As populações de aves da América do Norte já sofreram declínios significativos nas últimas décadas e estão vulneráveis ​​a novas perdas nos próximos anos devido às mudanças climáticas.

O aumento das temperaturas está alterando os habitats das aves e afetando a época do ano em que elas migram, de acordo com um relatório recente da Climate Central, uma organização sem fins lucrativos composta por comunicadores e cientistas que pesquisam questões relacionadas ao clima.

A migração de aves costuma ser mais intensa entre meados de abril e meados de maio. Mas dados de radar mostram uma mudança drástica no período migratório em algumas regiões, afirmou Andrew Farnsworth, cientista do Laboratório de Ornitologia da Universidade Cornell.

“O exemplo mais notável disso é a migração da primavera, em que o pico da migração está se deslocando para mais cedo e mais ao norte”, disse Farnsworth.

A mudança nos padrões migratórios está entre os impactos climáticos que afetam as aves, e algumas dessas mudanças já são observadas na Flórida. A elevação do nível do mar já está inundando ninhos no solo no estado, reduzindo áreas de alimentação e acelerando a erosão costeira, afirmou Brooke Bateman, diretora sênior de clima e ciência comunitária da National Audubon Society.

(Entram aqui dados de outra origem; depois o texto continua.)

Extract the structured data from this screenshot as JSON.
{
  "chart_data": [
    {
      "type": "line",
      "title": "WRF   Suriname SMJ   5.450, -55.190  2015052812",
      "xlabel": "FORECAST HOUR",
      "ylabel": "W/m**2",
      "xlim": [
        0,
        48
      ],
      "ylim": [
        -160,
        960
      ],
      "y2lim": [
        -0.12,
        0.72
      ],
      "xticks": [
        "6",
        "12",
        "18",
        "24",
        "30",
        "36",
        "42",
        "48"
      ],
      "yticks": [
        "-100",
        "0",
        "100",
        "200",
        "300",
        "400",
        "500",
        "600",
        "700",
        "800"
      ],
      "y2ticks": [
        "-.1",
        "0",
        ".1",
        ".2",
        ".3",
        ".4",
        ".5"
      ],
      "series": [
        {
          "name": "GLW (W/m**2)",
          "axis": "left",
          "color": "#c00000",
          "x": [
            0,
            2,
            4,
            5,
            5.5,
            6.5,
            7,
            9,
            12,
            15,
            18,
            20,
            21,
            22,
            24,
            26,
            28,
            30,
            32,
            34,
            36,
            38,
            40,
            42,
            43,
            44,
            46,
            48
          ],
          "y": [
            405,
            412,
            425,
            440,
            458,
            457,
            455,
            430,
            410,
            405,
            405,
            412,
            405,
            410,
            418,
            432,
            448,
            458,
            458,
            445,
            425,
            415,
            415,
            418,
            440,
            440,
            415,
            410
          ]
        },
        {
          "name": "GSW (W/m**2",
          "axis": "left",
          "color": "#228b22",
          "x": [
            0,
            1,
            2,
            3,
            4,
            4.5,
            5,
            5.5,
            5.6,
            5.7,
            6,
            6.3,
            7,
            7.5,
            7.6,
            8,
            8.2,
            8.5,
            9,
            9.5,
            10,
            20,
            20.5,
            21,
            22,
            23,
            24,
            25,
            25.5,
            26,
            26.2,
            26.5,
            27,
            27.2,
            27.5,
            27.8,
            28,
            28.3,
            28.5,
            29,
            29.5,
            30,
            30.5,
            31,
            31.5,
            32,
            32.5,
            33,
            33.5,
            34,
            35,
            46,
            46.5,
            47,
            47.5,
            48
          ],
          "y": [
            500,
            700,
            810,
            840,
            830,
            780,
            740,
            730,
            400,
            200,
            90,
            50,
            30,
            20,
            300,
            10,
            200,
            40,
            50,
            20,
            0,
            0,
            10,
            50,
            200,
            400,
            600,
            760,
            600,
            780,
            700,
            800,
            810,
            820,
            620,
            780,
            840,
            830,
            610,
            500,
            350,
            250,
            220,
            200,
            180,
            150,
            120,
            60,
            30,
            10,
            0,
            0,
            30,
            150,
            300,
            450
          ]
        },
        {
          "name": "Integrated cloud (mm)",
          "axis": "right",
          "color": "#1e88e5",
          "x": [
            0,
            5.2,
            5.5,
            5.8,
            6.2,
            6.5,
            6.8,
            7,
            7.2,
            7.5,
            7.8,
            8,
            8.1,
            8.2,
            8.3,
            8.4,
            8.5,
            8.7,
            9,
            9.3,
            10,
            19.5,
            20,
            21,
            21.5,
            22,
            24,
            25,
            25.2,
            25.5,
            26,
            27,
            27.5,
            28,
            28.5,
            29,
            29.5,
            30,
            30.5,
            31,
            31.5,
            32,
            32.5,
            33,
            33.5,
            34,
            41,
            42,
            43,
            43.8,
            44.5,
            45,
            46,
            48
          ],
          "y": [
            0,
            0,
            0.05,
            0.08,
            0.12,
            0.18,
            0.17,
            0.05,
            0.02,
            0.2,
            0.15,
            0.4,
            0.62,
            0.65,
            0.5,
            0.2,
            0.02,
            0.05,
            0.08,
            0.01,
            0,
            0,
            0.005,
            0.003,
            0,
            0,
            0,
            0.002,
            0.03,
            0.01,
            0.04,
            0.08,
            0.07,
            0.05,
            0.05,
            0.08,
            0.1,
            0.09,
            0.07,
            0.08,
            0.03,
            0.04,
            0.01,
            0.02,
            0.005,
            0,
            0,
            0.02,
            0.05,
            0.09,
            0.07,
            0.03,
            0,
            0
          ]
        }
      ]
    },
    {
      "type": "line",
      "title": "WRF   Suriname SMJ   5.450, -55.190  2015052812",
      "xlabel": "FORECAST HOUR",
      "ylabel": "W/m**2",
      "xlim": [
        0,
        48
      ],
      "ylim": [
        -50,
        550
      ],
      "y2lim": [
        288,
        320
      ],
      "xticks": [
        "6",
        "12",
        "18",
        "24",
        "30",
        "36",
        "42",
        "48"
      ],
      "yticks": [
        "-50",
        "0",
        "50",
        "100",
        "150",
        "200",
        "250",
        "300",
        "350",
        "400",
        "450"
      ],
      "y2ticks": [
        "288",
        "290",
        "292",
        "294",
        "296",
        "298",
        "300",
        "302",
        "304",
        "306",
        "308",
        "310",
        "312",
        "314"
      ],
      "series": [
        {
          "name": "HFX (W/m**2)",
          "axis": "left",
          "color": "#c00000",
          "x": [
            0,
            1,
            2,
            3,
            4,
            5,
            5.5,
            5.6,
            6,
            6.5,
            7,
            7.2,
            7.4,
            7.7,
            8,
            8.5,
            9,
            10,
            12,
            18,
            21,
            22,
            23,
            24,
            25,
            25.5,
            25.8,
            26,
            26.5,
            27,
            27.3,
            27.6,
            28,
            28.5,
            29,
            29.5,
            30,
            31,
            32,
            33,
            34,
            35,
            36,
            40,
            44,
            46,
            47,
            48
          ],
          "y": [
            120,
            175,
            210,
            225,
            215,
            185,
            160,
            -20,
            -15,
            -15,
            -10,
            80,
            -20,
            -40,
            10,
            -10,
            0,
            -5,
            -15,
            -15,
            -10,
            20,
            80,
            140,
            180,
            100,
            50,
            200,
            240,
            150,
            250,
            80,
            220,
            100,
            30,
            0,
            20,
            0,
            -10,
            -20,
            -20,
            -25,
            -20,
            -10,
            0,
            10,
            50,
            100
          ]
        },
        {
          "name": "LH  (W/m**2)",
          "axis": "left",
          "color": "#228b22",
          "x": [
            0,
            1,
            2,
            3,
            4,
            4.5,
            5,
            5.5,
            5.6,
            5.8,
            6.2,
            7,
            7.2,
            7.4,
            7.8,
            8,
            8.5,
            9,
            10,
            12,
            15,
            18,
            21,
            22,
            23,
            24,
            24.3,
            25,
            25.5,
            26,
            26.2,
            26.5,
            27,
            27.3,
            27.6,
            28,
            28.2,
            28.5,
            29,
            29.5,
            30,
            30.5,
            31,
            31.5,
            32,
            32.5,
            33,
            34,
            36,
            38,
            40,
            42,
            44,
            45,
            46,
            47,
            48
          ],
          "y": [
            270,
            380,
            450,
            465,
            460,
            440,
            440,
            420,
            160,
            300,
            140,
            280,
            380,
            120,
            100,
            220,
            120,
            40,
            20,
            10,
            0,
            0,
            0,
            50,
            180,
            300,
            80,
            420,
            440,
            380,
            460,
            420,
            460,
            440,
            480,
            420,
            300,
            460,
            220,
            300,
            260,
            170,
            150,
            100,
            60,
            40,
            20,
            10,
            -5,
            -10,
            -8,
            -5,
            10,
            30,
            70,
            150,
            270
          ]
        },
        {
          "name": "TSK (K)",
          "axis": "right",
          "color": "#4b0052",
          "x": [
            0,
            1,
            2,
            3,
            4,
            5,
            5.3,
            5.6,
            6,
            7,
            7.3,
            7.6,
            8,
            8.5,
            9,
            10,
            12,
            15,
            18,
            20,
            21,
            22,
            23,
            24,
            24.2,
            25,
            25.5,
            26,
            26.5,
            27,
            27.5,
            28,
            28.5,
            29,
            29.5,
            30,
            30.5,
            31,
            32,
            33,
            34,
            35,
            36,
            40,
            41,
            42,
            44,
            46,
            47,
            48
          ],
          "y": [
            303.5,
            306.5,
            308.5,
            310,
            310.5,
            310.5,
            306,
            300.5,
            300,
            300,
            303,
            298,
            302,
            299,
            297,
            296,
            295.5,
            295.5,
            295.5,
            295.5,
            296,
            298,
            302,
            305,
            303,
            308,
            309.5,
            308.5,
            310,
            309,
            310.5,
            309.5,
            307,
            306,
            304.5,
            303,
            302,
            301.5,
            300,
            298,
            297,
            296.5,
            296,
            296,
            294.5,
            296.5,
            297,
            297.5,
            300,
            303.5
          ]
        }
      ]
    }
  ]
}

“A Flórida está no epicentro desta crise”, disse Bateman. “Prevê-se que o estado sofra alguns dos impactos mais severos da elevação do nível do mar e das chuvas extremas, agravados pela rápida urbanização e expansão das áreas de cultivo.”

Essas mudanças ocorrem em um momento em que as populações de aves já sofreram declínios substanciais. A população de aves da América do Norte perdeu cerca de 2,9 bilhões de indivíduos desde 1970 devido à perda de habitat, mudanças climáticas e outros fatores, de acordo com uma pesquisa publicada na revista Science.

Alterações em seus habitats podem agravar essas perdas. Um relatório da National Audubon Society constatou que quase dois terços das espécies de aves da América do Norte estão vulneráveis ​​a uma perda significativa de habitat se o planeta aquecer 5,4 graus Fahrenheit acima das temperaturas pré-industriais.

“A vulnerabilidade climática muitas vezes leva a uma perda significativa de habitat, onde as mudanças nas temperaturas e nos padrões de precipitação tornam os habitats atuais inadequados”, disse Bateman.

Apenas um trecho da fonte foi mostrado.